Now that students are back on campus, the university has found new ways to celebrate the centennial while still abiding by the new COVID-19 policies.

On Aug. 25 there was a virtual grand opening of the Bergami Center. Some students were invited to attend.

Following the virtual ceremony, theoretical physics professor and author Dr. Michio Kaku gave a speech to the students.

The Centennial Ball is now a virtual event for Oct. 3. There will still be a student showcase, entertainment, and a live auction. The goal of the Centennial Ball is not only to celebrate the university but also to raise money for the Charger Challenge Campaign.

Vice president for university advancement, Stephen Morin said, “We passed that $100 million goal 18 months early and raised the campaign goal to $120 million. We have now passed that goal as well.”

“With the additional grants that have come in to support the University’s research and programs, UNH has attracted more than $150 million now,” Morin said.

To attend the Centennial Ball, students must request an invitation.

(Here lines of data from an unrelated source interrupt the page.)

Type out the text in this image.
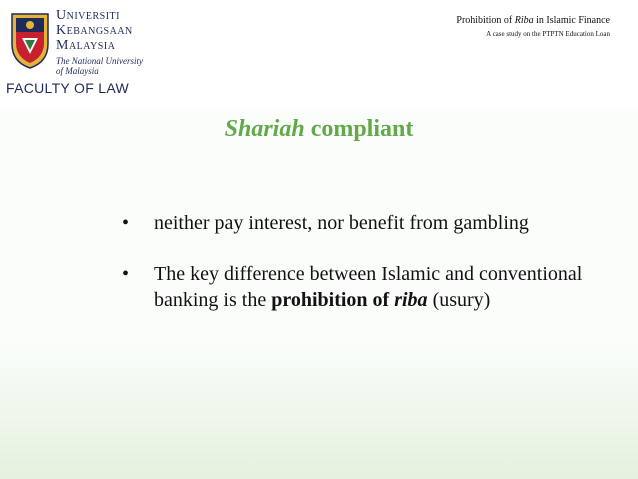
Universiti
Kebangsaan
Malaysia
The National University
of Malaysia
FACULTY OF LAW
Prohibition of Riba in Islamic Finance
A case study on the PTPTN Education Loan
Shariah compliant
• neither pay interest, nor benefit from gambling
• The key difference between Islamic and conventional banking is the prohibition of riba (usury)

As for homecoming, Morin said, “Despite the fact that we will not be playing sports this fall, Sheahon Zenger, our athletic director, and Heather Alpaugh, our director of alumni relations are teaming up to create even greater virtual programming for the entire UNH community to engage in.’

“We will, most likely, move the date of Homecoming to Saturday, November 21st, to allow additional time to plan,” said Morin

It is noted on the centennial webpage that all events are still subject to change due to COVID-19 restrictions.

Along with hosting events, the university is using the centennial page to spread Charger pride. The page offers a timeline on the university’s history and the success of alumni from around the world that represent the university. This page also allows faculty, students, and alumni to share their stories about the university and speak on the importance of celebrating the centennial.

Samuel S. Bergami Jr., a member of the University of New Haven board of governors, wrote a statement about the centennial. He and his wife, Lois Bergami funded the Bergami Center for Science, Technology, and Innovation that opened during the centennial year.

“We want to give the next generation the same opportunity to achieve their own dreams and change the world,” Bergami said. “We want the University to continue to be an institution that truly changes lives — one that will shine even more brightly in its second century than it has in its first.”